6 Genuinely Great Pieces of Marriage Advice From Reddit

What keeps a relationship going for the long haul? Redditors recently shared their biggest tips.

Westend61/Westend61/Getty Images

Maintaining a healthy relationship, one able to endure life’s ups and downs, is the result of effort. Whether it’s the big stuff (trust, respect, good communication) or the small (delivering well-placed compliments, making sure to buy that snack you know they love) prioritizing the work is what helps a marriage thrive.

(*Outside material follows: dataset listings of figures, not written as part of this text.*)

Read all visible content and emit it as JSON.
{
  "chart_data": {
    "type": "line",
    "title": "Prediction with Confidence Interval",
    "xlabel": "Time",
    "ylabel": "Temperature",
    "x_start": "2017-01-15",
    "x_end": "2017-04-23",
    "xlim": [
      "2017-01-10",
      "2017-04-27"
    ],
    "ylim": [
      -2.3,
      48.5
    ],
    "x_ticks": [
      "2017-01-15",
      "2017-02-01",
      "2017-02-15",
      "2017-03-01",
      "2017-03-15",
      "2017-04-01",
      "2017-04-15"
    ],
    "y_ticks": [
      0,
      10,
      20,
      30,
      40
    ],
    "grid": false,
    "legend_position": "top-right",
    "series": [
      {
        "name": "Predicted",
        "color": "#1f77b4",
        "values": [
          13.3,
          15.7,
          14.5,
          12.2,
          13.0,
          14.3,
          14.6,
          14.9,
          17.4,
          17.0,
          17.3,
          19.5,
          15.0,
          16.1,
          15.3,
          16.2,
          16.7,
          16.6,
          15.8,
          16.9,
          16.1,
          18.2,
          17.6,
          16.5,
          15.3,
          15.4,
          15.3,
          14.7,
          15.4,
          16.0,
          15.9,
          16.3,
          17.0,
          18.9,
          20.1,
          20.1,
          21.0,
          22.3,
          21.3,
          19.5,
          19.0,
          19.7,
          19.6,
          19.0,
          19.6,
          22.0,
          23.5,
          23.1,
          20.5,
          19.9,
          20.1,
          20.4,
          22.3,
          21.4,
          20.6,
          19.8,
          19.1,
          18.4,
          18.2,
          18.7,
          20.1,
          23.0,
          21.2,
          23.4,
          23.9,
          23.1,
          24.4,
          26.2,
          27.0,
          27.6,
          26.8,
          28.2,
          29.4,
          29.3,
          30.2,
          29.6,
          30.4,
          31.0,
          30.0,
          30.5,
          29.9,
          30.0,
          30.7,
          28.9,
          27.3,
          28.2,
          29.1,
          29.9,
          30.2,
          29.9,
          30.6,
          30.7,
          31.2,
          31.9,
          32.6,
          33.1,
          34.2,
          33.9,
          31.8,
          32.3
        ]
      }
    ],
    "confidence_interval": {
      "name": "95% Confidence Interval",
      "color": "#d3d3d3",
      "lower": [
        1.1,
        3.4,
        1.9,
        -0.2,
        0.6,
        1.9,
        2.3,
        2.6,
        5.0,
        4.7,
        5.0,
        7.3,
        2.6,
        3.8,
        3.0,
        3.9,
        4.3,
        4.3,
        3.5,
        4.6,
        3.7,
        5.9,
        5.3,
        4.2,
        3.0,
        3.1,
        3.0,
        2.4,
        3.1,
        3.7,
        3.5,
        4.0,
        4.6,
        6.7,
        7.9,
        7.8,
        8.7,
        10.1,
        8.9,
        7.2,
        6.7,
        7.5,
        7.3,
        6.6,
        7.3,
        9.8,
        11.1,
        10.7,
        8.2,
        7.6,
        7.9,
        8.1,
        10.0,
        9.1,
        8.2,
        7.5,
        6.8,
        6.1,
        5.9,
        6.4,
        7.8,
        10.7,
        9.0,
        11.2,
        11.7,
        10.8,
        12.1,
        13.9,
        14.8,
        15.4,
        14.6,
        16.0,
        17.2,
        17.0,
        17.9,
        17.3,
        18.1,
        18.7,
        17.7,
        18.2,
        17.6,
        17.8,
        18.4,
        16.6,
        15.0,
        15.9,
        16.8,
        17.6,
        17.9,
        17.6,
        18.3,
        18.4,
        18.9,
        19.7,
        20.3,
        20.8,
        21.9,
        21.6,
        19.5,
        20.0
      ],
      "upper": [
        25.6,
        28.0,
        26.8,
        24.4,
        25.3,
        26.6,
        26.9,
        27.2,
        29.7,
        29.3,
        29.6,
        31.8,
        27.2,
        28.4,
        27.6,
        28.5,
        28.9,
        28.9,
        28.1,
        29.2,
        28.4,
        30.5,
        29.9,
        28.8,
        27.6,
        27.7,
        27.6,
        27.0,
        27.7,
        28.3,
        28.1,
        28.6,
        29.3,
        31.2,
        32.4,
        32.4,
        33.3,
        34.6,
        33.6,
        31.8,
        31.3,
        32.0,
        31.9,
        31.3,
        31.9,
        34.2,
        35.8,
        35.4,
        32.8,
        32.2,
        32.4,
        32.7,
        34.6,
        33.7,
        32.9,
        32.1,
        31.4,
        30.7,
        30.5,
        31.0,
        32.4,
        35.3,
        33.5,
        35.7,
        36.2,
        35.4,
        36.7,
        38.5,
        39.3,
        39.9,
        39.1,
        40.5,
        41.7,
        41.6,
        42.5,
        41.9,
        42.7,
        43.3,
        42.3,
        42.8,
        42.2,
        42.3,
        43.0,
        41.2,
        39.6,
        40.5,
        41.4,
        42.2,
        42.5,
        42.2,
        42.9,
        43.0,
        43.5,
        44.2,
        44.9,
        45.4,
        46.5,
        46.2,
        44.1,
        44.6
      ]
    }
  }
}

It’s also never a bad idea to hear about marriage advice that has helped other people maintain successful relationships. Recently, Reddit u/Adrienadii_ posted a call for “the best relationship advice you ever got?” in the r/AskReddit community, and users that chimed in offered a variety of genuinely useful information. While largely simple, the advice shared highlights everything from the significance of self-care and communication to warnings about keeping score and remembering to focus on what’s important. Here are some of the nuggets of relationship wisdom shared.

1. Stop Keeping Score

"There is no reason to keep score,” Redditor u/slythernprol wrote. “You are both on the same team. If one (or both) of you starts keeping score with things it is time to evaluate the state of the relationship and why this is occurring."

This is simple (and fairly classic) advice — scorekeeping is a great way to breed resentment, an all-time relationship killer. But it’s important to remind yourself that — especially when you’re feeling frustrated — you and your spouse really are on the same team, and that holding on to a ‘score’ won’t help anyone.

2. Prioritize Self Care

It’s a simple fact that bears repeating: prioritizing self-care — that is, attending to your mental and physical health, your personal goals, and your friendships — helps every aspect of your relationship. As Redditor u/Ether_Freeth wisely put it: "A partner is the cherry on top of a cake. The cake is your responsibility."

3. Keep The Small Things In Mind

As one Redditor, u/ImFromAlbany offered: "If you take a Coke Zero out of the fridge, put another one back in." That is, be mindful of the little things. Everyone always says, “don’t sweat the small stuff.” But we all know that’s not exactly true. That small stuff adds up and, when not prioritized, can lead to people feeling undervalued or unappreciated. The small things in a relationship — say, cleaning the thing they hate cleaning, or leaving nice notes for them just because— go a long way.

4. Learn How Your Partner Wants To Be Listened To

"When your partner wants to have a serious talk, ask them if they want you to give advice or just listen!,” one Redditor offered. “There’s a huge difference." There certainly is. Men in particular tend to want to roll up their sleeves and solve issues right away. But that impulse can backfire as the other person may not want or even need advice. Instead, they want to be heard and validated by their significant other. Active listening is important. But it’s also crucial to take a beat and ask your partner what they’d like: Do they want you to listen? Give advice? Confirm that Sheila from the playground, is, in fact, a bore? Asking and providing what they need goes a long way.

5. Always Express Appreciation

“Don't forget to say 'thank you' when they make your coffee,” wrote Reddit u/Ok_Orange_2777. Another Redditor went a bit longer with it: "Recognize and validate what you do for each other; even the small things. Saying 'I appreciate you doing X', even for a small thing that doesn't seem like much, shows that you're paying attention to each other." It really does.

6. Communicate — Even When You Think You’re On The Same Page

You may know your significant other better than anyone — and vice versa — but that doesn’t mean you know everything, or that they can read your mind. That’s asking for trouble. As one Redditor shared, "Do not assume they know how you feel, you MUST clearly communicate how you feel and ensure that your feelings (and theirs) are comprehended." No, this isn’t always easy. But if you work on it, your relationship will greatly benefit.